After creating our definitions, the next step was to create a Datatect SilkTest specification to output the results of our data generation. This is where Datatect really shines for SilkTest users. Due to various confidentiality and trademark issues regarding DoDots intellectual property, I will illustrate this feature using the default Green Mountain Outpost (GMO) specification provided by Datatect
In Fig. 3, you can see the SilkTest output specification for the GMO application. On the left side, highlighted in blue, is the field "BillName".
To the right, you will find the various parameters you set according to the type of GUI control (Textfield, Checkbox, Combobox, ListBox, PopupList, and RadioList) under test, the 4Test method required to input the data into the GUI control, the SilkTest data type (String, Real, Number, Integer, Boolean, Enumeration, Time, and Date), and the Data Source/Value (Datatect definition).
In the lower left, Datatect provides a preview (in bold) of exactly how it will generate the 4Test code to input data for the RECORD variable "BillName". Not only will Datatect generate the data text file, perfectly formatted for use in any SilkTest data-driven test case but it will also generate, if you choose, all of the 4Test code required to process each field in the data file. You simply click the Generate button in the Silk tab of Datatect, provide a name for the data output file and then click the checkbox labeled ‘Generate Silk 4Test Code’ and Datatect does the rest. It creates a ".dat" data file and uses the same name to create a corresponding ".t" script containing the 4Test code.
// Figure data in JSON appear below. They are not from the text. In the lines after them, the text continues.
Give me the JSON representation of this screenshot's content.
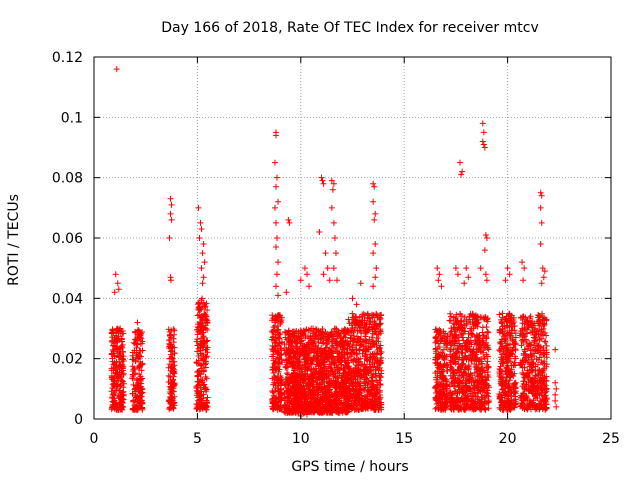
{
  "chart_data": {
    "type": "scatter",
    "title": "Day 166 of 2018, Rate Of TEC Index for receiver mtcv",
    "xlabel": "GPS time / hours",
    "ylabel": "ROTI / TECUs",
    "xlim": [
      0,
      25
    ],
    "ylim": [
      0,
      0.12
    ],
    "x_ticks": [
      0,
      5,
      10,
      15,
      20,
      25
    ],
    "x_tick_labels": [
      "0",
      "5",
      "10",
      "15",
      "20",
      "25"
    ],
    "y_ticks": [
      0,
      0.02,
      0.04,
      0.06,
      0.08,
      0.1,
      0.12
    ],
    "y_tick_labels": [
      "0",
      "0.02",
      "0.04",
      "0.06",
      "0.08",
      "0.1",
      "0.12"
    ],
    "grid": true,
    "marker": "+",
    "marker_color": "#ff0000",
    "series": [
      {
        "name": "ROTI",
        "clusters": [
          {
            "x_range": [
              0.85,
              1.45
            ],
            "y_range": [
              0.003,
              0.03
            ],
            "count": 220
          },
          {
            "x_range": [
              1.85,
              2.35
            ],
            "y_range": [
              0.003,
              0.03
            ],
            "count": 160
          },
          {
            "x_range": [
              3.6,
              3.9
            ],
            "y_range": [
              0.003,
              0.03
            ],
            "count": 120
          },
          {
            "x_range": [
              4.95,
              5.5
            ],
            "y_range": [
              0.003,
              0.04
            ],
            "count": 220
          },
          {
            "x_range": [
              8.6,
              9.1
            ],
            "y_range": [
              0.003,
              0.035
            ],
            "count": 200
          },
          {
            "x_range": [
              9.2,
              12.3
            ],
            "y_range": [
              0.002,
              0.03
            ],
            "count": 1400
          },
          {
            "x_range": [
              12.3,
              13.9
            ],
            "y_range": [
              0.003,
              0.035
            ],
            "count": 600
          },
          {
            "x_range": [
              16.5,
              17.1
            ],
            "y_range": [
              0.003,
              0.03
            ],
            "count": 220
          },
          {
            "x_range": [
              17.2,
              19.1
            ],
            "y_range": [
              0.003,
              0.035
            ],
            "count": 650
          },
          {
            "x_range": [
              19.6,
              20.4
            ],
            "y_range": [
              0.003,
              0.035
            ],
            "count": 300
          },
          {
            "x_range": [
              20.6,
              21.9
            ],
            "y_range": [
              0.003,
              0.035
            ],
            "count": 420
          }
        ],
        "points": [
          [
            1.1,
            0.116
          ],
          [
            1.05,
            0.048
          ],
          [
            1.15,
            0.045
          ],
          [
            1.2,
            0.043
          ],
          [
            1.0,
            0.042
          ],
          [
            2.1,
            0.032
          ],
          [
            2.2,
            0.029
          ],
          [
            3.7,
            0.073
          ],
          [
            3.75,
            0.071
          ],
          [
            3.7,
            0.068
          ],
          [
            3.75,
            0.066
          ],
          [
            3.65,
            0.06
          ],
          [
            3.7,
            0.047
          ],
          [
            3.72,
            0.046
          ],
          [
            5.05,
            0.07
          ],
          [
            5.15,
            0.065
          ],
          [
            5.2,
            0.063
          ],
          [
            5.1,
            0.06
          ],
          [
            5.3,
            0.058
          ],
          [
            5.25,
            0.055
          ],
          [
            5.35,
            0.052
          ],
          [
            5.2,
            0.05
          ],
          [
            5.3,
            0.047
          ],
          [
            5.25,
            0.045
          ],
          [
            8.8,
            0.095
          ],
          [
            8.8,
            0.094
          ],
          [
            8.75,
            0.085
          ],
          [
            8.85,
            0.08
          ],
          [
            8.8,
            0.077
          ],
          [
            8.9,
            0.072
          ],
          [
            8.75,
            0.07
          ],
          [
            8.8,
            0.065
          ],
          [
            8.85,
            0.06
          ],
          [
            8.8,
            0.057
          ],
          [
            8.9,
            0.052
          ],
          [
            8.85,
            0.048
          ],
          [
            8.8,
            0.044
          ],
          [
            8.9,
            0.041
          ],
          [
            9.4,
            0.066
          ],
          [
            9.45,
            0.065
          ],
          [
            9.3,
            0.042
          ],
          [
            10.2,
            0.05
          ],
          [
            10.3,
            0.048
          ],
          [
            10.0,
            0.046
          ],
          [
            10.4,
            0.044
          ],
          [
            11.0,
            0.08
          ],
          [
            11.05,
            0.079
          ],
          [
            11.1,
            0.078
          ],
          [
            10.9,
            0.062
          ],
          [
            11.2,
            0.055
          ],
          [
            11.3,
            0.05
          ],
          [
            11.1,
            0.048
          ],
          [
            11.4,
            0.046
          ],
          [
            11.5,
            0.079
          ],
          [
            11.6,
            0.078
          ],
          [
            11.55,
            0.076
          ],
          [
            11.5,
            0.07
          ],
          [
            11.6,
            0.065
          ],
          [
            11.65,
            0.06
          ],
          [
            11.7,
            0.055
          ],
          [
            11.6,
            0.05
          ],
          [
            11.75,
            0.046
          ],
          [
            12.5,
            0.04
          ],
          [
            12.7,
            0.038
          ],
          [
            12.9,
            0.045
          ],
          [
            13.5,
            0.078
          ],
          [
            13.55,
            0.077
          ],
          [
            13.5,
            0.072
          ],
          [
            13.6,
            0.068
          ],
          [
            13.55,
            0.066
          ],
          [
            13.6,
            0.058
          ],
          [
            13.5,
            0.055
          ],
          [
            13.65,
            0.05
          ],
          [
            13.6,
            0.047
          ],
          [
            13.5,
            0.044
          ],
          [
            16.6,
            0.05
          ],
          [
            16.7,
            0.048
          ],
          [
            16.65,
            0.046
          ],
          [
            16.8,
            0.044
          ],
          [
            17.7,
            0.085
          ],
          [
            17.8,
            0.082
          ],
          [
            17.75,
            0.081
          ],
          [
            17.5,
            0.05
          ],
          [
            17.6,
            0.048
          ],
          [
            18.0,
            0.05
          ],
          [
            18.1,
            0.047
          ],
          [
            17.9,
            0.045
          ],
          [
            18.8,
            0.098
          ],
          [
            18.85,
            0.095
          ],
          [
            18.8,
            0.092
          ],
          [
            18.85,
            0.091
          ],
          [
            18.9,
            0.09
          ],
          [
            18.95,
            0.061
          ],
          [
            19.0,
            0.06
          ],
          [
            18.9,
            0.056
          ],
          [
            18.7,
            0.05
          ],
          [
            18.95,
            0.048
          ],
          [
            19.0,
            0.046
          ],
          [
            20.0,
            0.05
          ],
          [
            20.1,
            0.048
          ],
          [
            19.9,
            0.046
          ],
          [
            20.7,
            0.052
          ],
          [
            20.8,
            0.05
          ],
          [
            20.75,
            0.046
          ],
          [
            21.6,
            0.075
          ],
          [
            21.65,
            0.074
          ],
          [
            21.6,
            0.07
          ],
          [
            21.65,
            0.065
          ],
          [
            21.6,
            0.058
          ],
          [
            21.7,
            0.05
          ],
          [
            21.8,
            0.049
          ],
          [
            21.75,
            0.047
          ],
          [
            21.65,
            0.045
          ],
          [
            22.3,
            0.023
          ],
          [
            22.3,
            0.012
          ],
          [
            22.35,
            0.01
          ],
          [
            22.3,
            0.008
          ],
          [
            22.3,
            0.006
          ],
          [
            22.35,
            0.004
          ],
          [
            10.0,
            0.001
          ],
          [
            10.3,
            0.0015
          ]
        ]
      }
    ]
  }
}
Before we purchased Datatect, I tested the default Datatect GMO specification to generate the evaluation limit of 25 records and the 4Test code needed to create customer orders on the Segue GMO website. I needed to add a total of 5 lines of 4Test code to the 4Test script generated by Datatect in order to compile and run the script. Datatect created the 4Test RECORD structure and all the fields, the file handle and file processing code, the testcase, the while loop used to parse each record in the data file, various comment blocks, and almost all the 4Test code needed to input each data value into their respective fields in the various GMO forms found on Segue’s website.
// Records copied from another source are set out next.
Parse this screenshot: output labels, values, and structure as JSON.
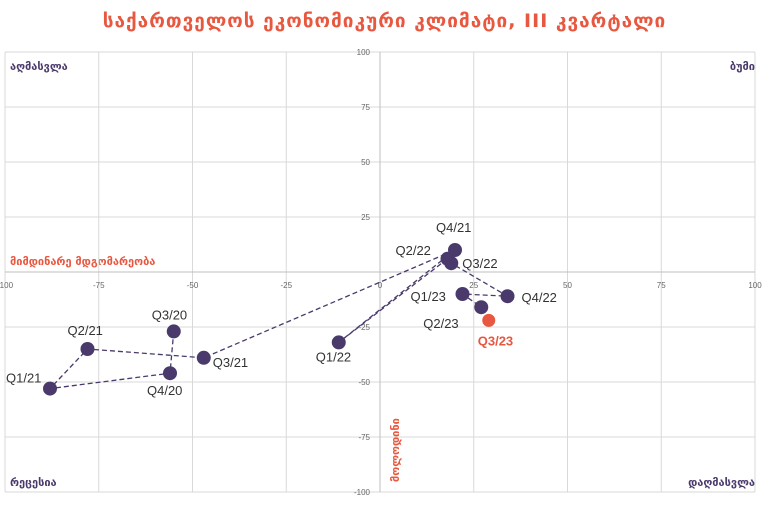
{
  "chart_data": {
    "type": "scatter",
    "title": "საქართველოს ეკონომიკური კლიმატი, III კვარტალი",
    "xlabel": "მიმდინარე მდგომარეობა",
    "ylabel": "მოლოდინი",
    "xlim": [
      -100,
      100
    ],
    "ylim": [
      -100,
      100
    ],
    "xticks": [
      -100,
      -75,
      -50,
      -25,
      0,
      25,
      50,
      75,
      100
    ],
    "yticks": [
      -100,
      -75,
      -50,
      -25,
      0,
      25,
      50,
      75,
      100
    ],
    "quadrants": {
      "top_left": "აღმასვლა",
      "top_right": "ბუმი",
      "bottom_left": "რეცესია",
      "bottom_right": "დაღმასვლა"
    },
    "grid": true,
    "points": [
      {
        "label": "Q1/21",
        "x": -88,
        "y": -53
      },
      {
        "label": "Q2/21",
        "x": -78,
        "y": -35
      },
      {
        "label": "Q3/21",
        "x": -47,
        "y": -39
      },
      {
        "label": "Q4/20",
        "x": -56,
        "y": -46
      },
      {
        "label": "Q3/20",
        "x": -55,
        "y": -27
      },
      {
        "label": "Q1/22",
        "x": -11,
        "y": -32
      },
      {
        "label": "Q2/22",
        "x": 18,
        "y": 6
      },
      {
        "label": "Q4/21",
        "x": 20,
        "y": 10
      },
      {
        "label": "Q3/22",
        "x": 19,
        "y": 4
      },
      {
        "label": "Q1/23",
        "x": 22,
        "y": -10
      },
      {
        "label": "Q4/22",
        "x": 34,
        "y": -11
      },
      {
        "label": "Q2/23",
        "x": 27,
        "y": -16
      },
      {
        "label": "Q3/23",
        "x": 29,
        "y": -22
      }
    ],
    "path": [
      "Q3/20",
      "Q4/20",
      "Q1/21",
      "Q2/21",
      "Q3/21",
      "Q4/21",
      "Q1/22",
      "Q2/22",
      "Q3/22",
      "Q4/22",
      "Q1/23",
      "Q2/23"
    ],
    "highlight": "Q3/23",
    "colors": {
      "point": "#4a3a6b",
      "highlight": "#e8573f",
      "line": "#4a3a6b",
      "grid": "#d9d9d9"
    }
  }
}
Using SilkTest and Datatect, the QA team was able to create dozens of data files (containing thousands of records) based on our established equivalency classes for testing the DoDots application. There were also two rather unexpected side effects from our data generation efforts.
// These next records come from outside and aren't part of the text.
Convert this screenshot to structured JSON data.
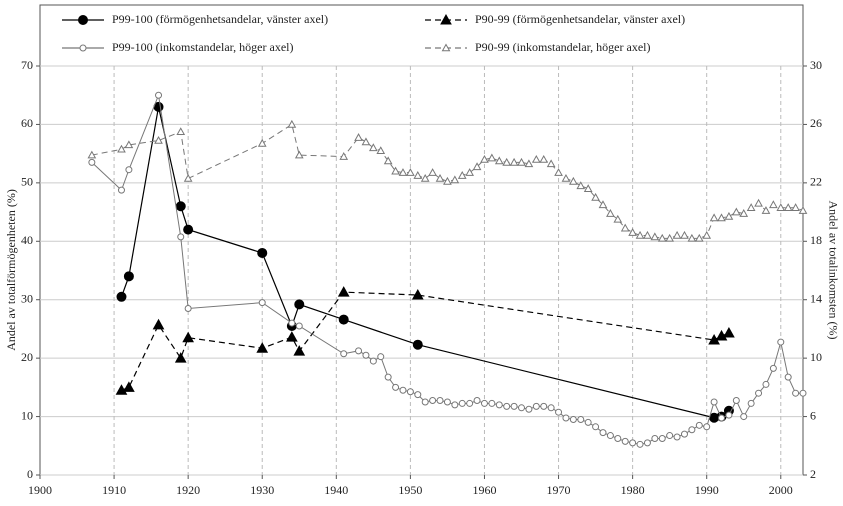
{
  "chart_data": {
    "type": "line",
    "y_label": "Andel av totalförmögenheten (%)",
    "y2_label": "Andel av totalinkomsten (%)",
    "xlim": [
      1900,
      2003
    ],
    "xticks": [
      1900,
      1910,
      1920,
      1930,
      1940,
      1950,
      1960,
      1970,
      1980,
      1990,
      2000
    ],
    "ylim": [
      0,
      70
    ],
    "yticks": [
      0,
      10,
      20,
      30,
      40,
      50,
      60,
      70
    ],
    "y2lim": [
      2,
      30
    ],
    "y2ticks": [
      2,
      6,
      10,
      14,
      18,
      22,
      26,
      30
    ],
    "grid": true,
    "legend": "top",
    "series": [
      {
        "name": "P99-100 (förmögenhetsandelar, vänster axel)",
        "color": "#000000",
        "marker": "circle",
        "filled": true,
        "dashed": false,
        "x": [
          1911,
          1912,
          1916,
          1919,
          1920,
          1930,
          1934,
          1935,
          1941,
          1951,
          1991,
          1992,
          1993
        ],
        "values": [
          30.5,
          34,
          63,
          46,
          42,
          38,
          25.5,
          29.2,
          26.6,
          22.3,
          9.8,
          10,
          11
        ]
      },
      {
        "name": "P90-99 (förmögenhetsandelar, vänster axel)",
        "color": "#000000",
        "marker": "triangle",
        "filled": true,
        "dashed": true,
        "x": [
          1911,
          1912,
          1916,
          1919,
          1920,
          1930,
          1934,
          1935,
          1941,
          1951,
          1991,
          1992,
          1993
        ],
        "values": [
          14.5,
          15,
          25.7,
          20,
          23.5,
          21.7,
          23.6,
          21.2,
          31.3,
          30.8,
          23.1,
          23.8,
          24.3
        ]
      },
      {
        "name": "P99-100 (inkomstandelar, höger axel)",
        "color": "#777777",
        "marker": "circle",
        "filled": false,
        "dashed": false,
        "axis": "y2",
        "x": [
          1907,
          1911,
          1912,
          1916,
          1919,
          1920,
          1930,
          1934,
          1935,
          1941,
          1943,
          1944,
          1945,
          1946,
          1947,
          1948,
          1949,
          1950,
          1951,
          1952,
          1953,
          1954,
          1955,
          1956,
          1957,
          1958,
          1959,
          1960,
          1961,
          1962,
          1963,
          1964,
          1965,
          1966,
          1967,
          1968,
          1969,
          1970,
          1971,
          1972,
          1973,
          1974,
          1975,
          1976,
          1977,
          1978,
          1979,
          1980,
          1981,
          1982,
          1983,
          1984,
          1985,
          1986,
          1987,
          1988,
          1989,
          1990,
          1991,
          1992,
          1993,
          1994,
          1995,
          1996,
          1997,
          1998,
          1999,
          2000,
          2001,
          2002,
          2003
        ],
        "values": [
          23.4,
          21.5,
          22.9,
          28.0,
          18.3,
          13.4,
          13.8,
          12.4,
          12.2,
          10.3,
          10.5,
          10.2,
          9.8,
          10.1,
          8.7,
          8.0,
          7.8,
          7.7,
          7.5,
          7.0,
          7.1,
          7.1,
          7.0,
          6.8,
          6.9,
          6.9,
          7.1,
          6.9,
          6.9,
          6.8,
          6.7,
          6.7,
          6.6,
          6.5,
          6.7,
          6.7,
          6.6,
          6.3,
          5.9,
          5.8,
          5.8,
          5.6,
          5.3,
          4.9,
          4.7,
          4.5,
          4.3,
          4.2,
          4.1,
          4.2,
          4.5,
          4.5,
          4.7,
          4.6,
          4.8,
          5.1,
          5.4,
          5.3,
          7.0,
          5.9,
          6.1,
          7.1,
          6.0,
          6.9,
          7.6,
          8.2,
          9.3,
          11.1,
          8.7,
          7.6,
          7.6
        ]
      },
      {
        "name": "P90-99 (inkomstandelar, höger axel)",
        "color": "#777777",
        "marker": "triangle",
        "filled": false,
        "dashed": true,
        "axis": "y2",
        "x": [
          1907,
          1911,
          1912,
          1916,
          1919,
          1920,
          1930,
          1934,
          1935,
          1941,
          1943,
          1944,
          1945,
          1946,
          1947,
          1948,
          1949,
          1950,
          1951,
          1952,
          1953,
          1954,
          1955,
          1956,
          1957,
          1958,
          1959,
          1960,
          1961,
          1962,
          1963,
          1964,
          1965,
          1966,
          1967,
          1968,
          1969,
          1970,
          1971,
          1972,
          1973,
          1974,
          1975,
          1976,
          1977,
          1978,
          1979,
          1980,
          1981,
          1982,
          1983,
          1984,
          1985,
          1986,
          1987,
          1988,
          1989,
          1990,
          1991,
          1992,
          1993,
          1994,
          1995,
          1996,
          1997,
          1998,
          1999,
          2000,
          2001,
          2002,
          2003
        ],
        "values": [
          23.9,
          24.3,
          24.6,
          24.9,
          25.5,
          22.3,
          24.7,
          26.0,
          23.9,
          23.8,
          25.1,
          24.8,
          24.4,
          24.2,
          23.5,
          22.8,
          22.7,
          22.7,
          22.5,
          22.3,
          22.7,
          22.3,
          22.1,
          22.2,
          22.5,
          22.7,
          23.1,
          23.6,
          23.7,
          23.5,
          23.4,
          23.4,
          23.4,
          23.3,
          23.6,
          23.6,
          23.3,
          22.7,
          22.3,
          22.1,
          21.8,
          21.6,
          21.0,
          20.5,
          19.9,
          19.5,
          18.9,
          18.6,
          18.4,
          18.4,
          18.3,
          18.2,
          18.2,
          18.4,
          18.4,
          18.2,
          18.2,
          18.4,
          19.6,
          19.6,
          19.7,
          20.0,
          19.9,
          20.3,
          20.6,
          20.1,
          20.5,
          20.3,
          20.3,
          20.3,
          20.1
        ]
      }
    ]
  }
}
One of the first things I noticed was how the 4Test code generated by Datatect actually helped some of the QA team's junior personnel make the jump from the 'capture, record, playback' methods to the more advanced programming techniques required to make SilkTest scripts robust in a test production environment. They began to experiment with different ways to use Silk's data-driven testing capabilities, confident that Datatect would generate most of what they needed.
The second thing that I noticed was how some of the senior SilkTest users had come to rely on the table generation capabilities of Datatect to effectively reverse engineer our database schema. They were using Datatect Specifications to examine the schema of each table and the data type of each field so they would know exactly what data type to create for SilkTest scripts. That was a very pleasant surprise even for a battle-worn QA guy like me.